Now move any fancy formatting from your normal preamble into the place indicated for complex formatting. This includes headers, footers, etc. It doesn't matter if the output is a bit uglier -- after all, the output is going to MS Word. Also put any fontspec font definitions for Xetex in here.

Next copy those very same fontspec definitions into the place indicated for simplified font-loading. Remove from those definitions any fancy features, such as old-style figures, small caps and ligatures. If it is a font that uses ligatures by default (as most do), add the specification Ligatures=NoCommon.

Now compile the file to make sure it still works. Run bibtex and run latex again if necessary. When you look at the resulting pdf, you will see a lot of latex markup, which is supposed to be there. If any markup is missing which you think the converter will be able to render, look at the latex2doc.sty file and follow those examples to redefine the commands to put the markup in the pdf output. You might also want to run pdftotext by hand and look at the output in a Unicode aware pager or editor, making sure that there are no unknown glyphs there in places where you use exotic languages or symbols.

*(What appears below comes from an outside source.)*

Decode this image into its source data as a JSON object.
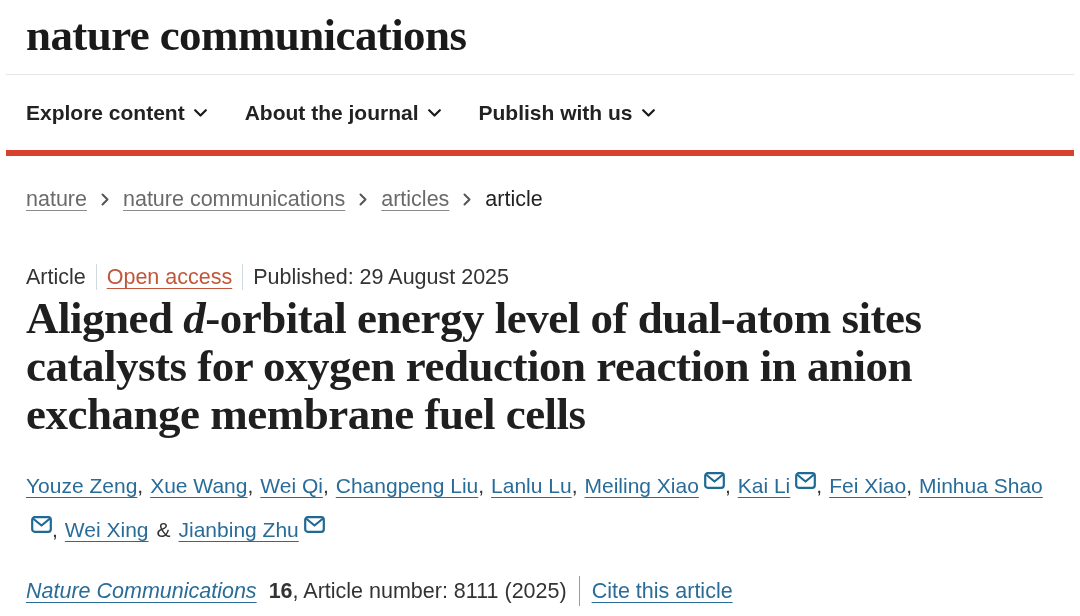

Finally, you should run latex2doc.pl. If all goes well, you should have a file called myfilename-convert.rtf, which OpenOffice can read and then save as a Word file. If there are any errors, you will have to hunt down the causes, for something surely went wrong with the conversion process. Check the output carefully, making sure that exotic glyphs have been preserved. The default output font is Palatino Linotype, but you can change this by editing the file fonts.cfg. Make sure that footnotes have ended up back where they belong.

Search for any stray curly brackets and beware that latex2rtf seems to insert a stray space at the start of environments like quote.

You can revert to the fancy, nicely formatted PDF version later by commenting out the \converttrue line.

Good luck with converting your files. I'm afraid I will not be able to give any detailed support for this, which is more of a methodology than a turn-key solution.